In the autumn of 1992 the decision was made by Mr Millham to give up his private railway and from this point on a small group of members decided to take things into their hands and so the Lavender Line Preservation Society was born. The steam engines, rolling stock and buildings were all purchased from Mr Millham then the railway was registered as a charity and membership became open to the public.
One of the first major projects of the newly formed society was to build an inspection pit outside the engine shed to make life easier when oiling up and preparing the steam engines for a days work, along with the new pit, track work was taken up and repaired to ensure everything was safe for public running, luckily not a lot of work was needed for the upkeep of the site itself as Mr Millham had kept the station and builds in very good condition along with his rolling stock and steam engines.
Many more different types of motive power was drafted in to the railway over the years including an ex two car 115 unit still in its network southeast colours, a class 12 and two class 73’s! Along with resident loco’s Annie and Blackie all of these engines proved to be the perfect mixture of steam and diesel loco’s with most Sundays at this point running steam motive power.

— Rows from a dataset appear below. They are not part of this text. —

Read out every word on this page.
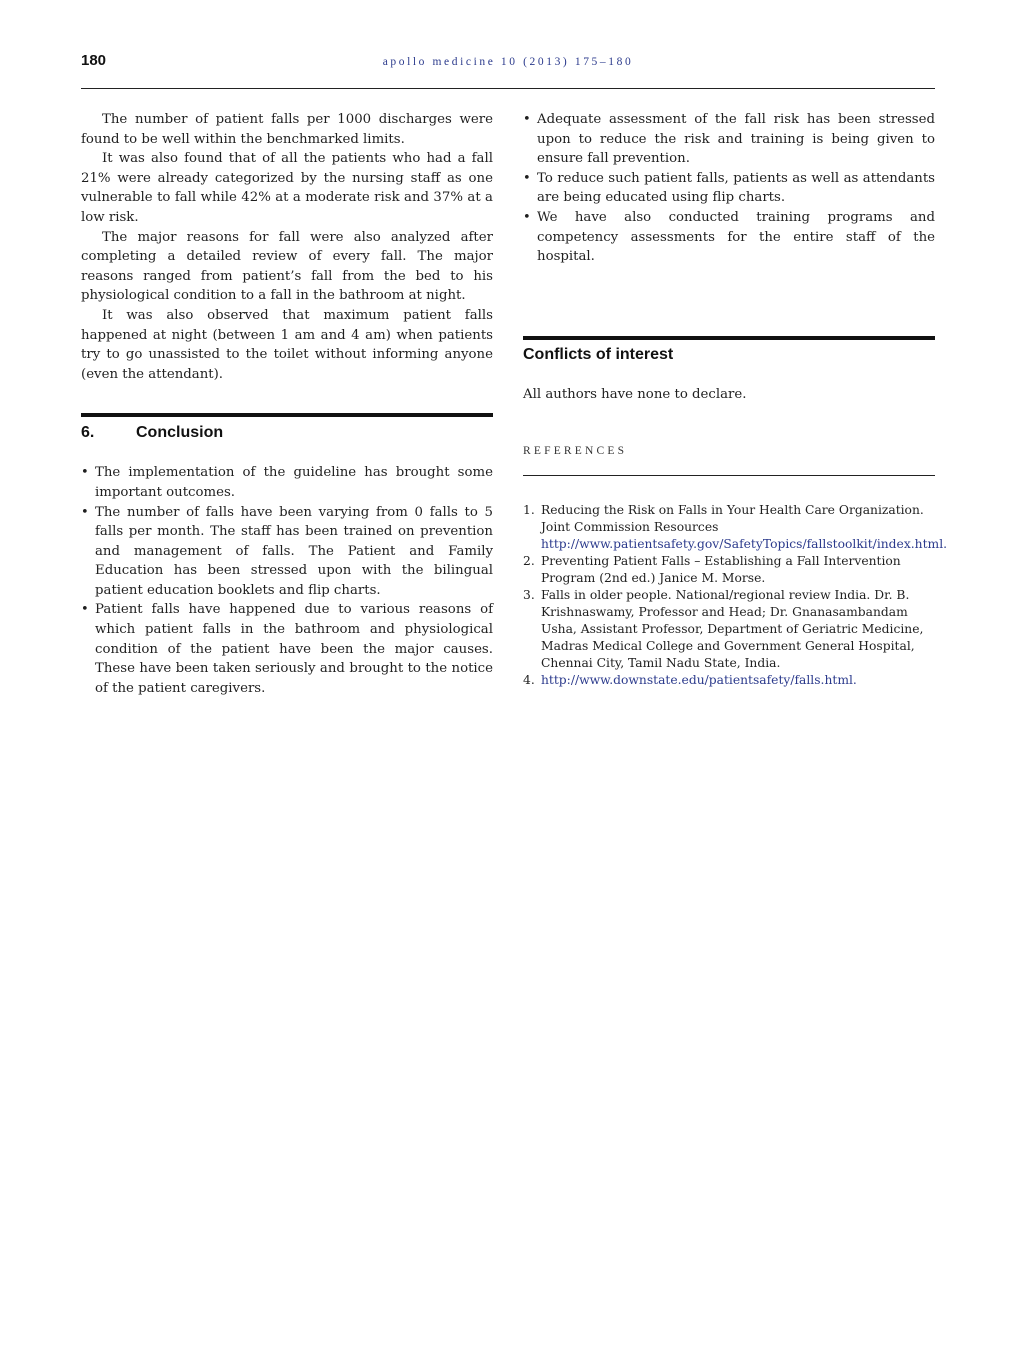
180	apollo medicine 10 (2013) 175–180

The number of patient falls per 1000 discharges were found to be well within the benchmarked limits.

It was also found that of all the patients who had a fall 21% were already categorized by the nursing staff as one vulnerable to fall while 42% at a moderate risk and 37% at a low risk.

The major reasons for fall were also analyzed after completing a detailed review of every fall. The major reasons ranged from patient’s fall from the bed to his physiological condition to a fall in the bathroom at night.

It was also observed that maximum patient falls happened at night (between 1 am and 4 am) when patients try to go unassisted to the toilet without informing anyone (even the attendant).

6.	Conclusion
• The implementation of the guideline has brought some important outcomes.
• The number of falls have been varying from 0 falls to 5 falls per month. The staff has been trained on prevention and management of falls. The Patient and Family Education has been stressed upon with the bilingual patient education booklets and flip charts.
• Patient falls have happened due to various reasons of which patient falls in the bathroom and physiological condition of the patient have been the major causes. These have been taken seriously and brought to the notice of the patient caregivers.
• Adequate assessment of the fall risk has been stressed upon to reduce the risk and training is being given to ensure fall prevention.
• To reduce such patient falls, patients as well as attendants are being educated using flip charts.
• We have also conducted training programs and competency assessments for the entire staff of the hospital.
Conflicts of interest

All authors have none to declare.

REFERENCES
1. Reducing the Risk on Falls in Your Health Care Organization. Joint Commission Resources http://www.patientsafety.gov/SafetyTopics/fallstoolkit/index.html.
2. Preventing Patient Falls – Establishing a Fall Intervention Program (2nd ed.) Janice M. Morse.
3. Falls in older people. National/regional review India. Dr. B. Krishnaswamy, Professor and Head; Dr. Gnanasambandam Usha, Assistant Professor, Department of Geriatric Medicine, Madras Medical College and Government General Hospital, Chennai City, Tamil Nadu State, India.
4. http://www.downstate.edu/patientsafety/falls.html.
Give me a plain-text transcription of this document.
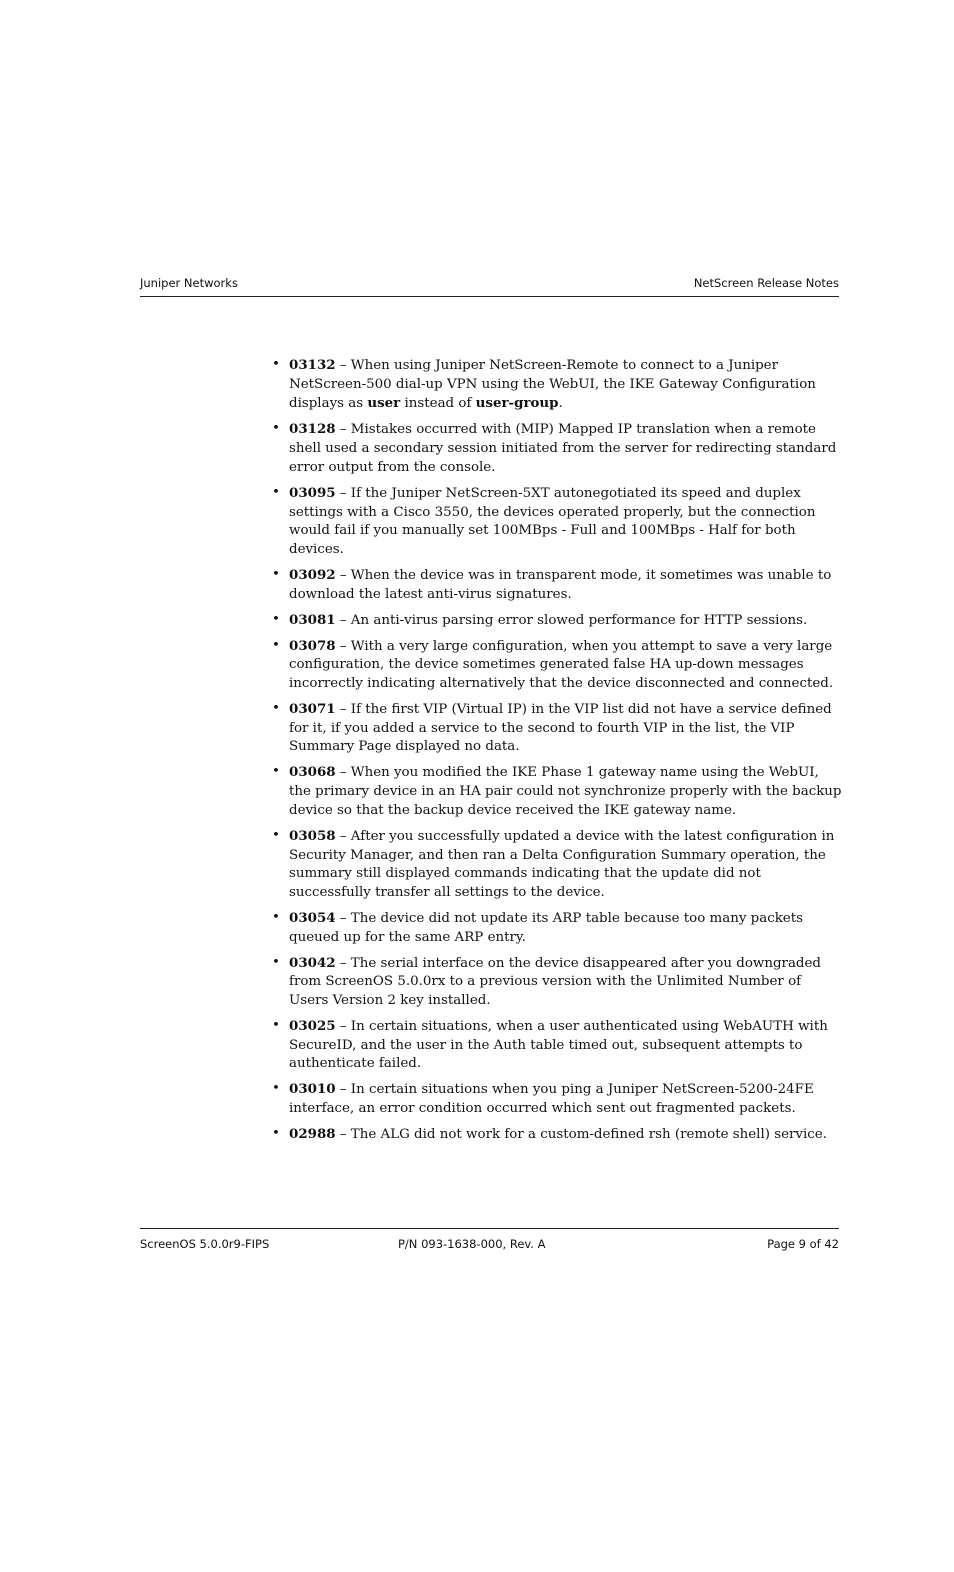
Juniper Networks	NetScreen Release Notes
• 03132 – When using Juniper NetScreen-Remote to connect to a Juniper NetScreen-500 dial-up VPN using the WebUI, the IKE Gateway Configuration displays as user instead of user-group.
• 03128 – Mistakes occurred with (MIP) Mapped IP translation when a remote shell used a secondary session initiated from the server for redirecting standard error output from the console.
• 03095 – If the Juniper NetScreen-5XT autonegotiated its speed and duplex settings with a Cisco 3550, the devices operated properly, but the connection would fail if you manually set 100MBps - Full and 100MBps - Half for both devices.
• 03092 – When the device was in transparent mode, it sometimes was unable to download the latest anti-virus signatures.
• 03081 – An anti-virus parsing error slowed performance for HTTP sessions.
• 03078 – With a very large configuration, when you attempt to save a very large configuration, the device sometimes generated false HA up-down messages incorrectly indicating alternatively that the device disconnected and connected.
• 03071 – If the first VIP (Virtual IP) in the VIP list did not have a service defined for it, if you added a service to the second to fourth VIP in the list, the VIP Summary Page displayed no data.
• 03068 – When you modified the IKE Phase 1 gateway name using the WebUI, the primary device in an HA pair could not synchronize properly with the backup device so that the backup device received the IKE gateway name.
• 03058 – After you successfully updated a device with the latest configuration in Security Manager, and then ran a Delta Configuration Summary operation, the summary still displayed commands indicating that the update did not successfully transfer all settings to the device.
• 03054 – The device did not update its ARP table because too many packets queued up for the same ARP entry.
• 03042 – The serial interface on the device disappeared after you downgraded from ScreenOS 5.0.0rx to a previous version with the Unlimited Number of Users Version 2 key installed.
• 03025 – In certain situations, when a user authenticated using WebAUTH with SecureID, and the user in the Auth table timed out, subsequent attempts to authenticate failed.
• 03010 – In certain situations when you ping a Juniper NetScreen-5200-24FE interface, an error condition occurred which sent out fragmented packets.
• 02988 – The ALG did not work for a custom-defined rsh (remote shell) service.
ScreenOS 5.0.0r9-FIPS	P/N 093-1638-000, Rev. A	Page 9 of 42
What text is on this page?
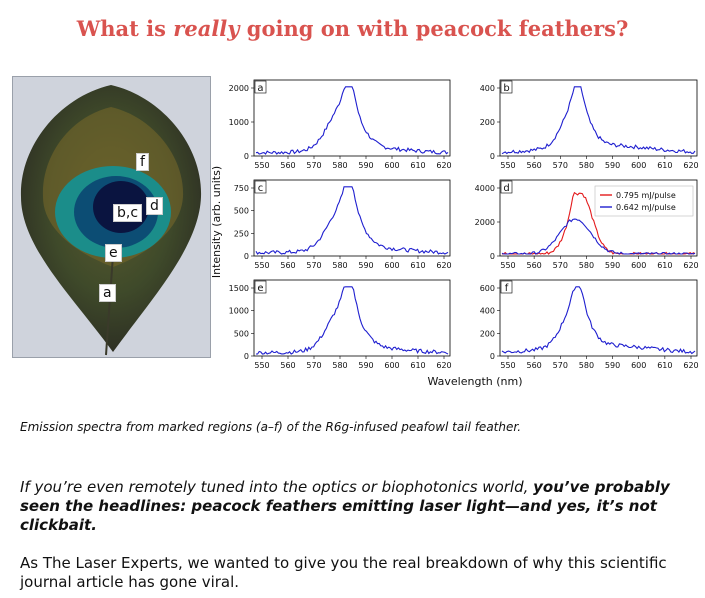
What is really going on with peacock feathers?
f
b,c d
e
a
a
550 560 570 580 590 600 610 620
0
1000
2000	b
550 560 570 580 590 600 610 620
0
200
400
c
550 560 570 580 590 600 610 620
0
250
500
750	d
550 560 570 580 590 600 610 620
0
2000
4000
e
550 560 570 580 590 600 610 620
0
500
1000
1500	f
550 560 570 580 590 600 610 620
0
200
400
600
0.795 mJ/pulse
0.642 mJ/pulse
Intensity (arb. units)
Wavelength (nm)
Emission spectra from marked regions (a–f) of the R6g-infused peafowl tail feather.
If you’re even remotely tuned into the optics or biophotonics world, you’ve probably seen the headlines: peacock feathers emitting laser light—and yes, it’s not clickbait.
As The Laser Experts, we wanted to give you the real breakdown of why this scientific journal article has gone viral.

By 1996 there was an increasing spell of broken springs on both the steam and diesel engines, the cause of this was later found to be uneven and distorted track which put tremendous stress on the locomotives springs and chassis. The problem had to be solved as soon as possible due to the rough ride and the increasing amount of money that was bring spent repairing the engines, so the railway was shut for a number of weeks for major repairs to be carried out and to ensure that both the running line and the shed line were safe to carry passengers.
Over the years the Lavender Line had seen many steam engines come and go from ex Southampton shunter Cunarder to ex BR Ivatt class 2 and by 1998 had its very own workshop and preparation areas to carry out the overhaul of steam engines, one of the first being 0-4-0 Annie which was privately sold off to a member at the time who fortunately decided to keep her at the railway and spend a great deal of time overhauling her. She eventually returned to traffic in the spring of 2004 at one of the railways goods trains weekends where she could be seen paralleling with resident loco 0-6-0 Kitson Austin 1 at the time.
By the summer 2000 the railway had struck a huge amount of bad luck due to the heavy flooding which affected Isfield and its surrounding areas, although the station itself suffered only minor damage, the newly laid extension at the north end of the line was another story. Concrete sleepers, ballast and the embankment itself were all washed away leaving a total mess after the working members had spent so long building the new extension. Although this was a mighty blow to moral at the railway, the members never gave up and started work immediately rebuilding the embankment and salvaging the sleepers. By 2003 the line had been relayed and joined with the current running line. A tamper machine was brought in to finish off the track work and by the summer of 2004 the line was used for the first time on the last vintage weekend which included both Austin 1 and Annie running double header trains.
Unfortunately by this point the railways resident steam engine Blackie had suffered a crack in the inner firebox and so was taken out of service for a complete overhaul and repair. Fortunately Austin 1 was on hand to take over passenger duties for the next four years and proved to be a very reliable engine. By the spring of 2006 the railway was treated to something very special, its first steam gala weekend for ten years. This weekend included resident loco Austin 1, resident engine Sentinel and a guest engine, Terrier Martello. The gala proved to be a complete success with top and tailing, double headers and goods trains recreating the Lewes to London goods trains which frequently passed through Isfield.
Over the past few years Isfield has grown in both size and membership, with two working steam engines, four working diesels and a Thumper unit, with the railway still providing an enjoyable and beautiful journey through a mile and quarter of Sussex countryside. To this day The Lavender Line still boasts to be “Sussex’s Best Kept Secret”.